The Constant Gardener

gardenerI highly recommend The Constant Gardener. It looks glorious and the acting is very fine. The story does have some oddities; evidence the differing response of these New York reviewers.

New Yorker:

A frenzied adaptation of a John le Carré novel, if that is not a contradiction in terms. Ralph Fiennes plays a refined but bumbling British diplomat who arrives in Kenya with his belligerent new wife (Rachel Weisz). Impatient with niceties, she goes after the pharmaceutical giants, who are testing a new drug and covering up the results. When she dies, apparently in an accident, her loving and uncomprehending husband is forced to retrace her steps and rekindle some of her fire. The movie is a curious, roiling mix of genres that stirs marital romance into a heated indictment of a vast, conspiratorial crime. Thriller junkies will find it tempting but fragmentary; how is one supposed to take a car chase that ends with both drivers getting out for a chat? The director is Fernando Meirelles, who has imported the busy style of his last picture, City of God, and given it an extra jolt; the images of Africa, forever in hot pursuit of one another, leave you not so much exhilarated as exhausted, long before the story is done.
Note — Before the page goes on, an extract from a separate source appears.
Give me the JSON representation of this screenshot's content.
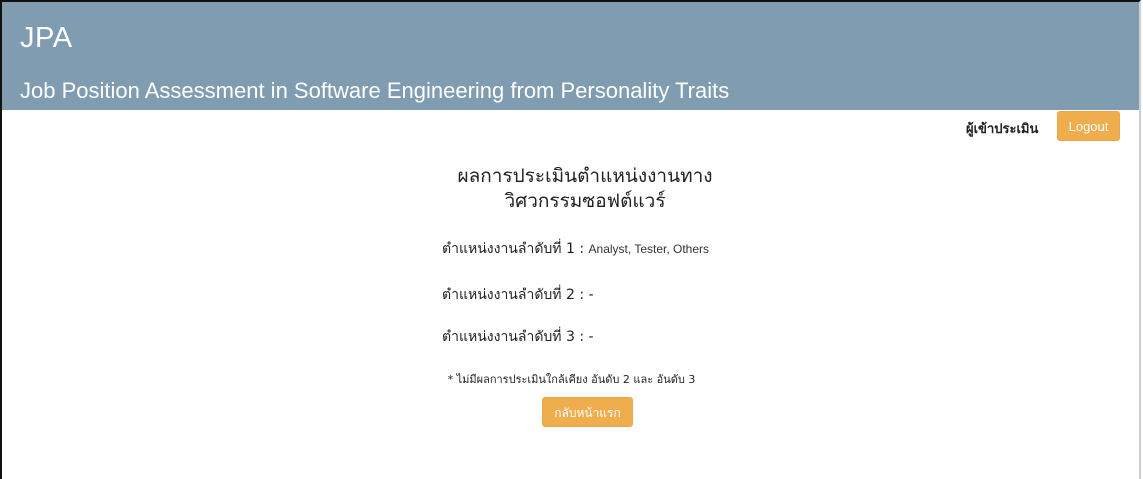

With Danny Huston and a mischievous Bill Nighy.

New York Times:

In The Constant Gardener, Fernando Meirelles’s excellent adaptation of John le Carré’s novel, Ralph Fiennes plays Justin Quayle, a British diplomat whose main qualities seem, at least at first, to be diffidence, his interest in gardening and a fumbling, self-effacing kindness. His words half swallowed, his features perpetually tinged with guilt, Justin is temperamentally unsuited to being the hero of a globe-trotting political thriller, which is part of why The Constant Gardener is an unusually satisfying example of the genre. Another reason is that Mr. Meirelles’s film actually bothers to say something about global politics. In pointedly applying President Bush’s phrase “axis of evil” to multinational corporations rather than to rogue states, the movie shows a willingness to risk didacticism in the service of encouraging discussion. This is a supremely well-executed piece of popular entertainment that is likely to linger in your mind and may even trouble your conscience. Which is only proper, since the theme of the film, as of Mr. le Carré’s novel, is the uneasy, divided conscience of the liberal West.